Not only has this years electric car market failed to pick up speed from an already distressingly low level, sales in May and June lurched into reverse."
Highlights of the article focus on the German market (the cause of much of the drop), which according to EagleAID fell despite new incentives.
Of course we will note that the German plan, while retroactive into June, was only finalized on July 2nd (and then confirmed retroactive in June), so the fact that Germans held off on purchases in June when they were unsure of the incentive, was no surprise...at least to us. Our suspicion is that EagleAID will be eating their words, and telling a tale of a magical return of EVs sales in Germany (and Europe) next month.
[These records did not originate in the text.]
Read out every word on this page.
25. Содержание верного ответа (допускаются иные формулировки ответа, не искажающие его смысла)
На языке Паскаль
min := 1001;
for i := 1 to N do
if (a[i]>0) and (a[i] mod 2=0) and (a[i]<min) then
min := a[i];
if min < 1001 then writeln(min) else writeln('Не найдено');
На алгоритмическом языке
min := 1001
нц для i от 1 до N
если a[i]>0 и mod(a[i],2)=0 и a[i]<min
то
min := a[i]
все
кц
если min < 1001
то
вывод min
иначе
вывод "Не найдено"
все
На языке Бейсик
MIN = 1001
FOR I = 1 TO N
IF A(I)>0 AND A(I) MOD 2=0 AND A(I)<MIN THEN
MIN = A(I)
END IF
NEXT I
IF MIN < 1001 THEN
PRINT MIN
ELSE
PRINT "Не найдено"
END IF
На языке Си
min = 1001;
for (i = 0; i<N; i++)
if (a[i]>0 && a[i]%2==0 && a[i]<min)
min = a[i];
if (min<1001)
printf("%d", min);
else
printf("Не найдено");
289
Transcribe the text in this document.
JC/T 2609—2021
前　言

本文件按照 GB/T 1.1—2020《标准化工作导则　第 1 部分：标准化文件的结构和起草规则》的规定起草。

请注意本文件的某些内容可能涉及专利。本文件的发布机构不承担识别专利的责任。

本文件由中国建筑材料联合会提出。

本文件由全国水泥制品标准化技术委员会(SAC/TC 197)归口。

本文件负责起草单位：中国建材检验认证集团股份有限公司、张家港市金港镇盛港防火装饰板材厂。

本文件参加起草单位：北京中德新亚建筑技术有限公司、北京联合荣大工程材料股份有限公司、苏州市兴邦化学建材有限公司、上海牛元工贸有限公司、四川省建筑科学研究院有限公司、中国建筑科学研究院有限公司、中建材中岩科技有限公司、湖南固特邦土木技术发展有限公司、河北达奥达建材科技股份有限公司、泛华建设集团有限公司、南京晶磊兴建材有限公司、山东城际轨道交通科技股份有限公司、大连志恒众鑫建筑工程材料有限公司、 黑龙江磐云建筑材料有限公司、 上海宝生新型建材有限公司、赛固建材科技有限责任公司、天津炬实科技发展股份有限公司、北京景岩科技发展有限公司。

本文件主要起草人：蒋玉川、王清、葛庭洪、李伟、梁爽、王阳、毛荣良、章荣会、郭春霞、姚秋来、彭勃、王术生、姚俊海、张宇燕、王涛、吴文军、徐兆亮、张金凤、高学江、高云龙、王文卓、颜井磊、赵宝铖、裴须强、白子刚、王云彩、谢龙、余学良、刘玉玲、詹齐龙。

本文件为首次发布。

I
"But perhaps most disheartening for electric car makers, Germanys car buying public, following the belated introduction of a 4,000 electric car subsidy at the start of this month, appears to have given an early thumbs down to the scheme
Two aspects in particular have attracted the attention of market watchers: First, in Norway, a closely watched electric car oasis on the northern fringe of Europe, of late electric car demand has slipped into reverse.
June sales there slumped 27.2 per cent, widening the half-time sales dip to 14 per cent.
Second, the previously much-debated 4,000 electric car subsidy in Germany was finally introduce at the start of this month but appears to have attracted next to no interest from Germanys new car buyers.
Potentially turning into an embarrassing upset, official BAFA figures reveal that just 1,234 applications were received since the start of the scheme three weeks ago, of which 819 were for pure electric cars and an ever lower 415 for PHEVS.
Germanys mass circulation Bild Zeitung, commenting on these numbers, said E-Car subsidy turns into flop.
The question now foremost on the minds of an anxious electric car industry is what to do next to counter buyers manifestly low interest in todays electric cars."